Sims looked at her. "Aw, I don't think she remembers me, Dan," he said.

"I remember you," Margaret said, then turned around and left. Later, she told Dan that he was "just trouble," but by this time Dan Roberts had bigger worries. "They'd actually decided to back out," she says. "Dan had gone to Fred and said, 'You better stop this, Fred, it's gone too far.' But Fred was scared. Joe Sims had a roll of money, and Fred was scared about what was going to happen if the deal was called off. That's why Dan went. He feared for Fred's life, and didn't want Fred to go alone. But they didn't bring any weapons, and they never did touch that money."

This is not exactly true. The money was the money necessary for Dan Roberts and Fred Thomas to buy a silencer and a cell-phone-activated improvised explosive device from the undercover agent posing as an arms dealer. Dan Roberts didn't have it, so he might not have touched it. But according to sworn FBI testimony at a subsequent bond hearing, Fred Thomas had it, and bartered a pistol to help defray the cost. And Joe Sims had it, despite being jobless since getting out of jail. He got the money — the roll of bills — from the same place the undercover agent got the silencer and the replica of a claymore explosive: from us. It is our money financing a policy that treats the inclination to commit acts of terror the same as the acts themselves. It is our money furthering terrorist plots that — in the case of the geriatric jihadists, anyway — could have been stopped with a Post-it note on Fred Thomas's front door.

And so on the morning of Tuesday, November 1, Fred Thomas and Dan Roberts met with Joe Sims and his roll of cash in the faraway end of the vast parking lot of the new Walmart in Cornelia, Georgia. He was with the undercover agent in a white Ford truck with Virginia plates, and just before lunch, they all got in. Dan Roberts was in the backseat with Joe Sims; Fred Thomas was in front, doing the talking.

He had written in his introduction to the Militia of Georgia about the blood that he'd shed for his country. He'd told the undercover agent "I've been to war, and I've taken life before, and I can do it again." He had never done any of it. He was in the Navy; he had never shed blood, nor had his blood been shed. He was in the grip of fantasy, from first to last, until the money was handed to the driver of the white truck. Then a van and a Chevy Suburban came wheeling through the lot, and as they ripped past some workers from the Captain D's on their way out to lunch, one of them said, "Don't look now, but there's a SWAT team in that Suburban."

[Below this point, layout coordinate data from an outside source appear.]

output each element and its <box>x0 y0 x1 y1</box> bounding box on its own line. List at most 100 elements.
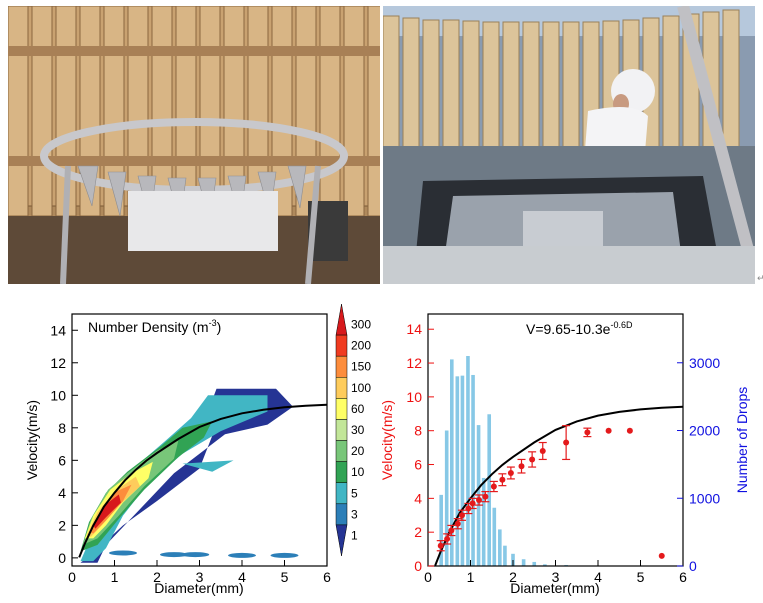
x-tick-label: 5 <box>637 569 645 585</box>
x-tick-label: 4 <box>238 569 246 585</box>
photo-disdrometer-worker <box>383 6 755 284</box>
colorbar-segment <box>335 461 348 483</box>
contour-band <box>93 494 121 529</box>
colorbar-segment <box>335 377 348 399</box>
disdrometer-ring-photo-icon <box>8 6 380 284</box>
colorbar-label: 100 <box>351 381 371 395</box>
x-tick-label: 0 <box>424 569 432 585</box>
colorbar-label: 20 <box>351 444 365 458</box>
y-axis-label: Velocity(m/s) <box>24 400 40 480</box>
velocity-points <box>436 425 665 559</box>
drop-count-bar <box>492 507 497 566</box>
velocity-point <box>518 463 525 470</box>
fit-formula: V=9.65-10.3e-0.6D <box>526 320 633 337</box>
contour-blob <box>181 552 210 558</box>
velocity-point <box>459 512 465 519</box>
y-tick-label: 12 <box>406 355 422 371</box>
colorbar-segment <box>335 355 348 378</box>
contour-blob <box>109 550 137 556</box>
velocity-point <box>626 427 633 434</box>
y-tick-label: 6 <box>58 452 66 468</box>
y-tick-label: 14 <box>406 321 422 337</box>
y-tick-label: 2 <box>414 524 422 540</box>
colorbar-segment <box>335 419 348 441</box>
y-tick-label: 2 <box>58 517 66 533</box>
drop-count-bar <box>498 529 502 566</box>
y-tick-label: 10 <box>50 387 66 403</box>
y-tick-label: 8 <box>414 423 422 439</box>
drop-count-bar <box>532 561 537 566</box>
x-tick-label: 6 <box>323 569 331 585</box>
y-tick-label: 8 <box>58 420 66 436</box>
contour-blob <box>270 552 299 558</box>
x-tick-label: 1 <box>467 569 475 585</box>
colorbar-label: 60 <box>351 402 365 416</box>
velocity-point <box>465 505 472 512</box>
photo-disdrometer-ring <box>8 6 380 284</box>
y-tick-label: 12 <box>50 355 66 371</box>
velocity-point <box>563 439 570 446</box>
colorbar-segment <box>335 303 348 336</box>
drop-count-bar <box>487 414 492 566</box>
contour-band <box>80 388 293 563</box>
colorbar-label: 150 <box>351 360 371 374</box>
velocity-point <box>539 447 546 454</box>
y2-axis-label: Number of Drops <box>734 387 750 494</box>
y-axis-label: Velocity(m/s) <box>380 400 395 480</box>
velocity-point <box>454 520 461 527</box>
drop-count-bar <box>543 564 547 566</box>
colorbar-segment <box>335 524 348 557</box>
y-tick-label: 6 <box>414 457 422 473</box>
colorbar-label: 300 <box>351 318 371 332</box>
y2-axis-ticks: 0 1000 2000 3000 <box>677 355 720 574</box>
y-tick-label: 0 <box>414 558 422 574</box>
drop-count-bar <box>503 545 507 566</box>
velocity-point <box>529 456 536 463</box>
colorbar-label: 10 <box>351 465 365 479</box>
drop-count-bar <box>460 375 465 566</box>
x-tick-label: 5 <box>281 569 289 585</box>
colorbar-label: 30 <box>351 423 365 437</box>
y-tick-label: 4 <box>414 490 422 506</box>
contour-blob <box>182 460 234 472</box>
x-axis-ticks: 0 1 2 3 4 5 6 <box>424 560 687 585</box>
velocity-point <box>507 469 514 476</box>
contour-blob <box>160 552 188 558</box>
y-tick-label: 4 <box>58 485 66 501</box>
y2-tick-label: 1000 <box>689 490 720 506</box>
x-tick-label: 2 <box>509 569 517 585</box>
chart-title: Number Density (m-3) <box>88 318 221 335</box>
y2-tick-label: 2000 <box>689 423 720 439</box>
y-tick-label: 0 <box>58 550 66 566</box>
drop-count-bar <box>444 430 449 566</box>
colorbar-label: 1 <box>351 528 358 542</box>
colorbar-segment <box>335 503 348 526</box>
velocity-point <box>448 527 455 534</box>
drop-count-bar <box>521 559 526 566</box>
colorbar-label: 200 <box>351 339 371 353</box>
x-axis-label: Diameter(mm) <box>154 580 243 596</box>
x-tick-label: 4 <box>594 569 602 585</box>
velocity-point <box>584 429 591 436</box>
velocity-point <box>482 493 489 500</box>
velocity-point <box>476 497 482 504</box>
x-tick-label: 1 <box>111 569 119 585</box>
x-tick-label: 0 <box>68 569 76 585</box>
velocity-point <box>469 500 476 507</box>
velocity-point <box>490 483 497 490</box>
drop-count-bar <box>471 374 475 566</box>
colorbar-segment <box>335 334 348 357</box>
contour-blob <box>228 552 256 558</box>
drop-count-bar <box>481 477 486 566</box>
colorbar-segment <box>335 398 348 420</box>
colorbar-segment <box>335 440 348 462</box>
velocity-point <box>499 476 506 483</box>
velocity-point <box>437 542 444 549</box>
x-tick-label: 3 <box>552 569 560 585</box>
drop-count-bars <box>439 356 568 566</box>
drop-count-bar <box>455 376 460 566</box>
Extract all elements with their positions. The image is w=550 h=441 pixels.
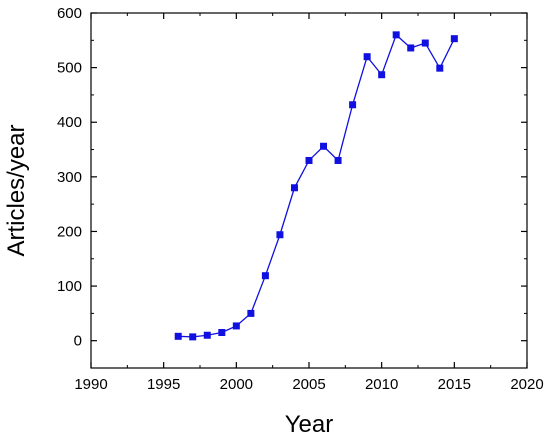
data-point <box>261 272 269 280</box>
data-point <box>436 64 444 72</box>
data-point <box>392 31 400 39</box>
y-tick-label: 500 <box>57 60 82 77</box>
x-tick-label: 2000 <box>220 376 253 393</box>
data-point <box>320 142 328 150</box>
data-point <box>276 231 284 239</box>
data-point <box>189 333 197 341</box>
x-axis-title: Year <box>285 411 334 438</box>
data-point <box>450 35 458 43</box>
data-point <box>349 101 357 109</box>
y-tick-label: 300 <box>57 169 82 186</box>
y-axis-title: Articles/year <box>3 124 30 256</box>
x-axis: 1990 1995 2000 2005 2010 2015 2020 <box>74 13 544 393</box>
data-point <box>232 322 240 330</box>
y-tick-label: 100 <box>57 278 82 295</box>
x-tick-label: 2005 <box>292 376 325 393</box>
plot-border <box>90 12 528 369</box>
data-point <box>305 156 313 164</box>
x-tick-label: 1995 <box>147 376 180 393</box>
data-point <box>334 156 342 164</box>
x-tick-label: 2020 <box>510 376 543 393</box>
x-tick-label: 1990 <box>74 376 107 393</box>
series-line <box>178 33 455 338</box>
data-point <box>174 332 182 340</box>
y-tick-label: 200 <box>57 223 82 240</box>
x-tick-label: 2015 <box>438 376 471 393</box>
data-point <box>218 329 226 336</box>
data-point <box>407 44 415 52</box>
x-tick-label: 2010 <box>365 376 398 393</box>
data-point <box>290 184 298 192</box>
y-tick-label: 0 <box>74 333 82 350</box>
data-point <box>378 71 386 79</box>
data-point <box>203 331 211 339</box>
plot-frame <box>90 12 528 369</box>
data-point <box>421 39 429 47</box>
series-articles-per-year <box>174 31 458 341</box>
data-point <box>363 53 371 61</box>
y-axis: 0 100 200 300 400 500 600 <box>57 5 527 369</box>
y-tick-label: 600 <box>57 5 82 22</box>
data-point <box>247 309 255 317</box>
y-tick-label: 400 <box>57 114 82 131</box>
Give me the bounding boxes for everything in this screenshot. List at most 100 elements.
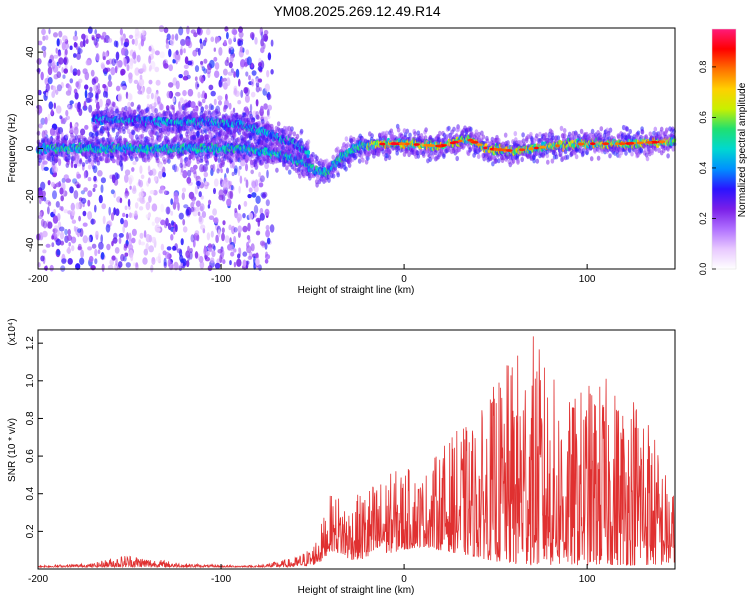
spectrogram-cell <box>45 83 50 92</box>
spectrogram-cell <box>447 125 451 131</box>
spectrogram-cell <box>218 47 223 56</box>
spectrogram-cell <box>192 210 198 217</box>
spectrogram-cell <box>228 224 232 231</box>
spectrogram-cell <box>387 154 392 161</box>
spectrogram-cell <box>175 91 181 97</box>
spectrogram-cell <box>230 155 235 161</box>
spectrogram-cell <box>148 195 152 203</box>
spectrogram-cell <box>118 233 124 238</box>
spectrogram-cell <box>42 35 46 41</box>
spectrogram-cell <box>565 154 570 160</box>
spectrogram-cell <box>73 41 78 48</box>
spectrogram-cell <box>60 206 64 212</box>
spectrogram-cell <box>197 211 201 217</box>
spectrogram-cell <box>535 158 540 164</box>
spectrogram-cell <box>224 59 229 67</box>
spectrogram-cell <box>47 180 51 186</box>
spectrogram-cell <box>246 56 252 66</box>
spectrogram-cell <box>78 159 83 165</box>
spectrogram-cell <box>94 258 98 265</box>
spectrogram-cell <box>208 247 213 253</box>
spectrogram-cell <box>544 132 548 138</box>
spectrogram-cell <box>125 213 129 218</box>
spectrogram-cell <box>199 164 205 173</box>
spectrogram-cell <box>75 81 79 88</box>
spectrogram-cell <box>163 27 169 34</box>
spectrogram-cell <box>218 79 222 88</box>
spectrogram-cell <box>248 187 253 193</box>
spectrogram-cell <box>47 221 53 229</box>
spectrogram-cell <box>62 74 66 79</box>
spectrogram-cell <box>147 165 151 172</box>
spectrogram-cell <box>184 56 189 65</box>
spectrogram-cell <box>63 57 68 64</box>
spectrogram-cell <box>298 173 302 179</box>
spectrogram-cell <box>200 60 204 65</box>
spectrogram-cell <box>185 134 190 140</box>
spectrogram-cell <box>148 79 153 85</box>
spectrogram-cell <box>43 196 47 202</box>
spectrogram-cell <box>91 218 94 225</box>
spectrogram-cell <box>261 193 267 199</box>
spectrogram-cell <box>243 177 247 182</box>
spectrogram-cell <box>227 137 232 143</box>
spectrogram-cell <box>171 151 176 158</box>
spectrogram-cell <box>160 219 166 226</box>
spectrogram-cell <box>166 90 172 99</box>
spectrogram-cell <box>243 87 249 94</box>
spectrogram-cell <box>72 71 77 76</box>
spectrogram-cell <box>143 230 147 238</box>
spectrogram-cell <box>190 29 196 34</box>
spectrogram-cell <box>80 128 86 136</box>
spectrogram-cell <box>105 224 111 233</box>
spectrogram-cell <box>187 88 194 97</box>
spectrogram-cell <box>210 90 216 97</box>
spectrogram-cell <box>221 179 228 189</box>
spectrogram-cell <box>69 100 74 105</box>
spectrogram-cell <box>37 40 43 46</box>
spectrogram-cell <box>183 163 187 169</box>
spectrogram-cell <box>255 217 261 223</box>
spectrogram-cell <box>183 137 187 143</box>
spectrogram-cell <box>205 160 210 166</box>
spectrogram-cell <box>513 131 518 137</box>
spectrogram-cell <box>177 202 180 211</box>
spectrogram-cell <box>263 29 269 36</box>
spectrogram-cell <box>208 84 214 91</box>
spectrogram-cell <box>148 234 152 243</box>
spectrogram-cell <box>195 81 199 90</box>
spectrogram-cell <box>201 211 207 218</box>
spectrogram-cell <box>123 41 129 48</box>
spectrogram-cell <box>47 77 53 85</box>
spectrogram-cell <box>44 116 48 125</box>
spectrogram-cell <box>233 235 237 245</box>
spectrogram-cell <box>234 165 238 174</box>
spectrogram-cell <box>209 59 215 69</box>
spectrogram-cell <box>108 38 113 43</box>
spectrogram-cell <box>97 170 103 177</box>
spectrogram-cell <box>233 261 237 268</box>
spectrogram-cell <box>59 231 65 240</box>
spectrogram-cell <box>248 212 254 220</box>
spectrogram-cell <box>226 167 229 174</box>
spectrogram-cell <box>175 49 179 56</box>
spectrogram-cell <box>55 201 60 208</box>
spectrogram-cell <box>82 210 87 217</box>
spectrogram-cell <box>67 228 71 236</box>
spectrogram-cell <box>154 50 160 56</box>
spectrogram-cell <box>56 38 60 47</box>
spectrogram-cell <box>47 201 52 207</box>
spectrogram-cell <box>115 51 120 61</box>
spectrogram-cell <box>54 158 58 164</box>
spectrogram-cell <box>119 28 123 36</box>
spectrogram-cell <box>57 213 61 221</box>
spectrogram-cell <box>179 162 183 168</box>
spectrogram-cell <box>521 132 525 138</box>
spectrogram-cell <box>76 173 82 179</box>
spectrogram-cell <box>192 164 198 170</box>
spectrogram-cell <box>139 139 143 145</box>
spectrogram-cell <box>260 31 264 40</box>
spectrogram-cell <box>100 184 104 193</box>
spectrogram-cell <box>154 139 159 145</box>
spectrogram-cell <box>251 192 257 198</box>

Then all four doors of the Suburban opened simultaneously, along with all the doors of the minivan. The SWAT teams jumped out and threw their flash grenades, and in the thunderclap that followed they pulled Thomas and Roberts out of the car and pinned them facedown on the ground with their hands trussed behind their backs and a circle of automatic weapons trained on their heads. At the same time, Sammy Crump was being arrested at a gas station in Toccoa; Ray Adams was being arrested near his house in his car; Margaret Roberts was being mistakenly handcuffed after coming home to meet Dan for lunch; and the door to Charlotte Thomas's Sinatra shrine was being kicked in while flash grenades exploded on the floor. A parade of law-enforcement vehicles from jurisdiction after local jurisdiction rolled into the lot, and after spending about twenty minutes with their faces pressed against asphalt, Fred Thomas and Dan Roberts were allowed to stand up. They both looked a little sheepish. Both of them had pissed their pants. And when they looked around for Joe Sims —

"That son of a bitch," Dan Roberts said.